Now then, “Donk” is an affectionate term for what are some superb power units designed for aviation use. Even 'Superb' is an understatement; they are remarkable engineering marvels (most of 'em anyway). The term derives from the donkey's pulling the cart; and they do this remarkably well.
Now, robust as they are 'donks' are designed and built to perform reliably within certain clearly defined parameters. The best educational tool for learning to understand the 'limitations' of machinery is the humble baked bean can lid. They can take a hellish pounding when attached to the can (we've all been without the can opener and tried) but detach it and it looses integrity; fold it over in half three or four times each way and see what happens; it will break. Metal has a 'memory' and it 'keeps count' of of every over design stress imposed; when it reaches the 'limit' it simply quits. Depending on where the over stressed/ heated component is located and its design function; the results may vary from minor inconvenience to major, catastrophic, even to dangerous failure of other components.
Those with knowledge of the reciprocating engine may ignore the following 'simple'. But I wonder how many passengers of the Ferries today actually understand what has happened on the 'Clontarf' and what could have happened. So forgive the very rudimentary explanation of why it was so very dangerous.
Lets begin with 'the piston'. I have a small one from an aircraft engine on my desk, it is very battered; diameter about 100 mm; 90 mm deep and weights probably about 1.2 Kg. Cleverly designed for efficiency and, very dependent of a 'tight' fit within the barrel of the cylinder; it has grooves around its circumference to accommodate the 'rings' which prevent oil for coming up and provide a 'gas tight' fit to ensure maximum 'bang for your buck'. Travelling at high speed into a compressive gas; a spark ignites the fuel and the hot, violent hammer blow of combustion drives it out of the compression area. The thing which returns our piston to the 'bang' site is the crankshaft; the connection between the two made by a connecting rod; or 'con-rod. Within each cylinder there is a very precise, tight order in which events happen; there is great force, great heat and great energy – all dangerous if not carefully managed and contained. The real dangers in the 'Clontarf' engine failure are two fold. The con-rod separated from the piston. While the engine was running; this one long piece of very tough metal could (and did) have knocked a large lump off the engine side; now there is oil, combustion, excess heat and un-burned fuel in the mix. The explosive forces within that engine, at that time, were 'significant' to the point of life threatening. Make no mistake about that. Was there an automatic 'kill' system which instantly stopped the engine; shut off the fuel and contained the oil? No; well there bloody well should be. Are there engine health displays in the wheel house with alarms and a big red stop button? No? Well repeat the above.
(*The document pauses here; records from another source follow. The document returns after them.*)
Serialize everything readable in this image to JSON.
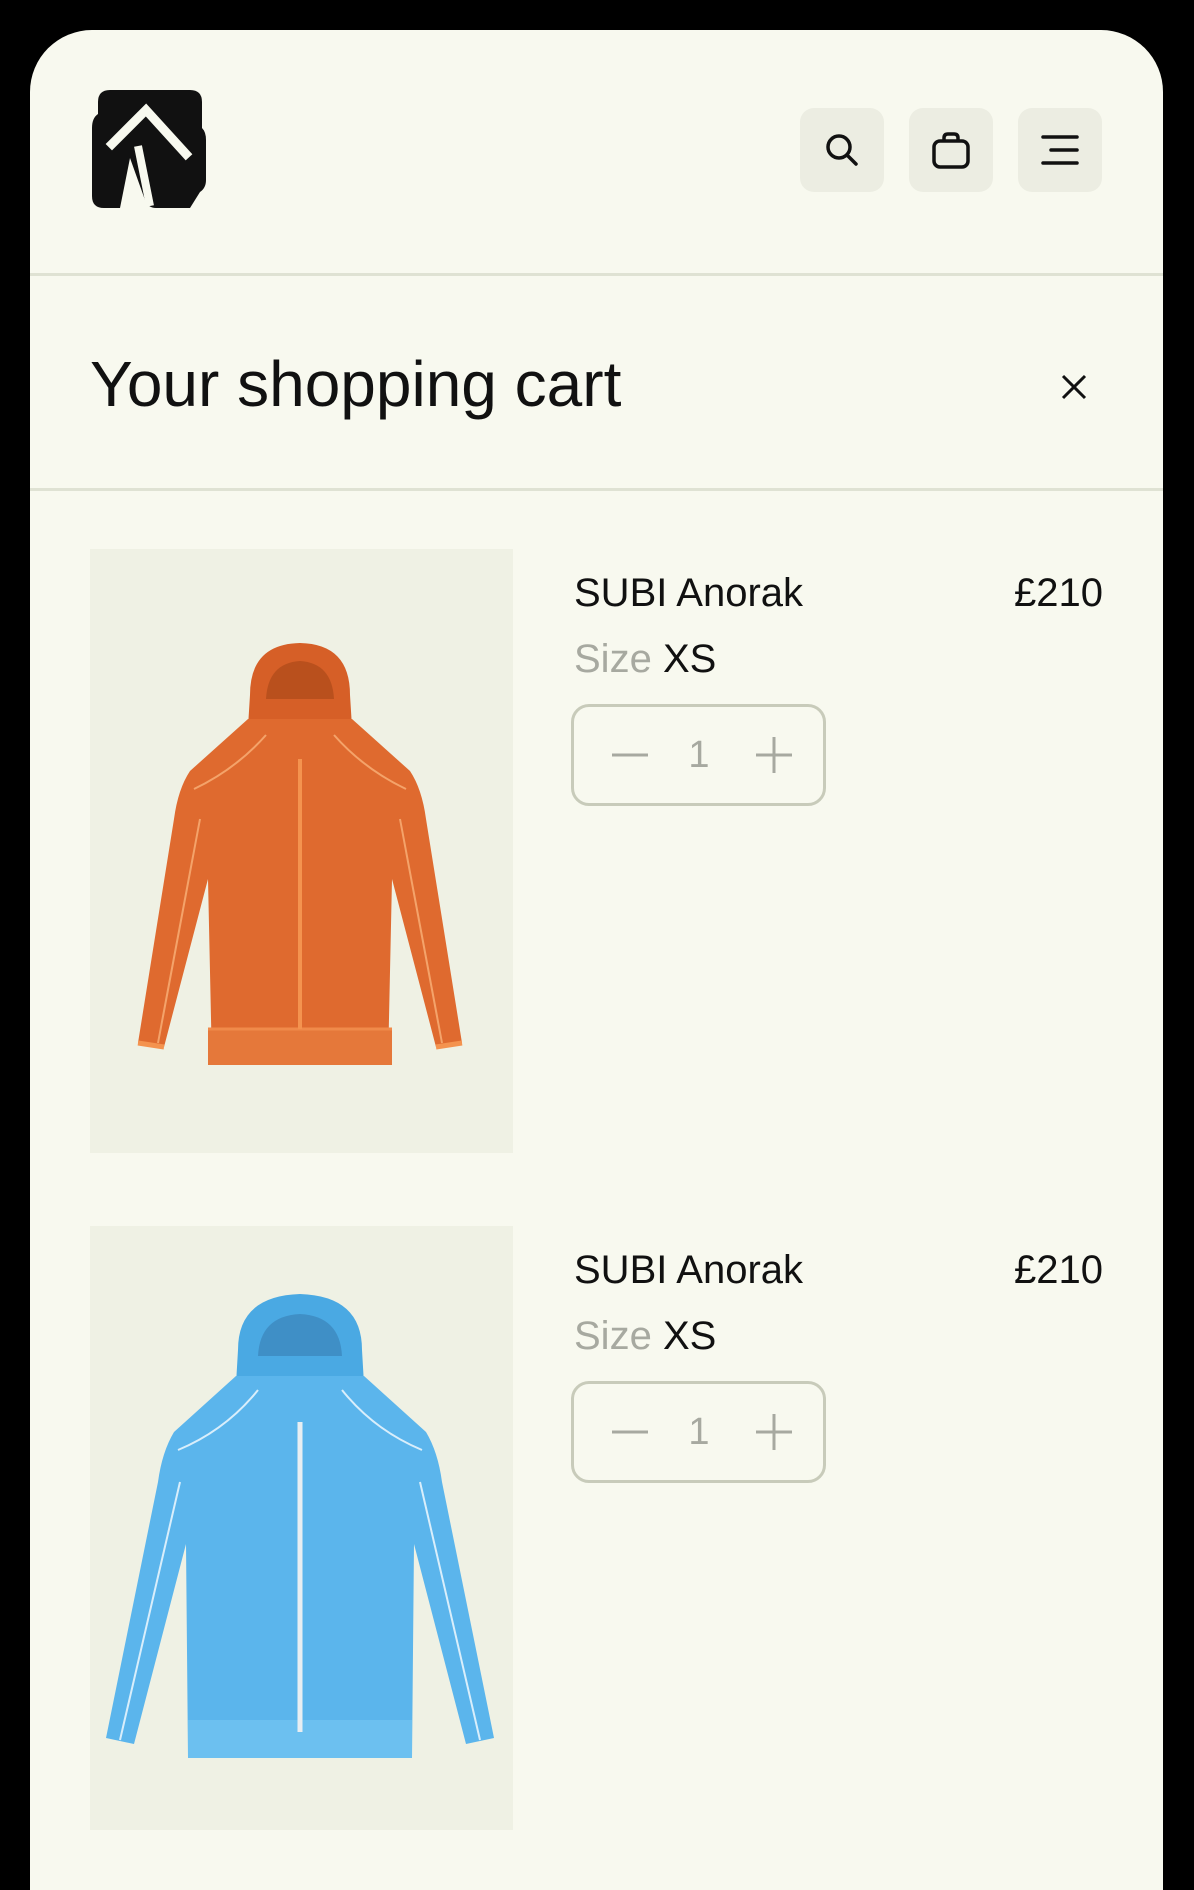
{
  "header": {
    "logo_icon": "brand-logo-icon",
    "actions": [
      {
        "icon": "search-icon"
      },
      {
        "icon": "shopping-bag-icon"
      },
      {
        "icon": "menu-icon"
      }
    ]
  },
  "cart": {
    "title": "Your shopping cart",
    "close_icon": "close-icon",
    "items": [
      {
        "name": "SUBI Anorak",
        "price": "£210",
        "size_label": "Size",
        "size_value": "XS",
        "quantity": "1",
        "image_icon": "orange-anorak-image",
        "color": "#e0672d"
      },
      {
        "name": "SUBI Anorak",
        "price": "£210",
        "size_label": "Size",
        "size_value": "XS",
        "quantity": "1",
        "image_icon": "blue-anorak-image",
        "color": "#5bb5ec"
      }
    ]
  },
  "colors": {
    "background": "#f8f9ef",
    "divider": "#dfe2d3",
    "icon_button_bg": "#ecede2",
    "muted_text": "#a7a9a0",
    "text": "#111111"
  }
}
This ain't like the Falcon quitting on Friday night. For those not 'technically' minded or even interested; Let me (as Wombat say's) put that another way. Think of a heavily loaded donkey cart; pulling a huge load; in hot dusty conditions; being unmercifully whipped by the driver – until it drops dead by the roadside. Beautiful Yanmar engines being brutalised every day – until they quit. Rightfully so IMO. Quitting is OK; but exploding while doing so? That is just a little too risky for me. Aircraft engines run for thousands of reliable hours – why: well - just think about it (and the consequences). If you were off to the Barrier Reef for a holiday and the left engine blew up mid flight – what then Sheep? What then?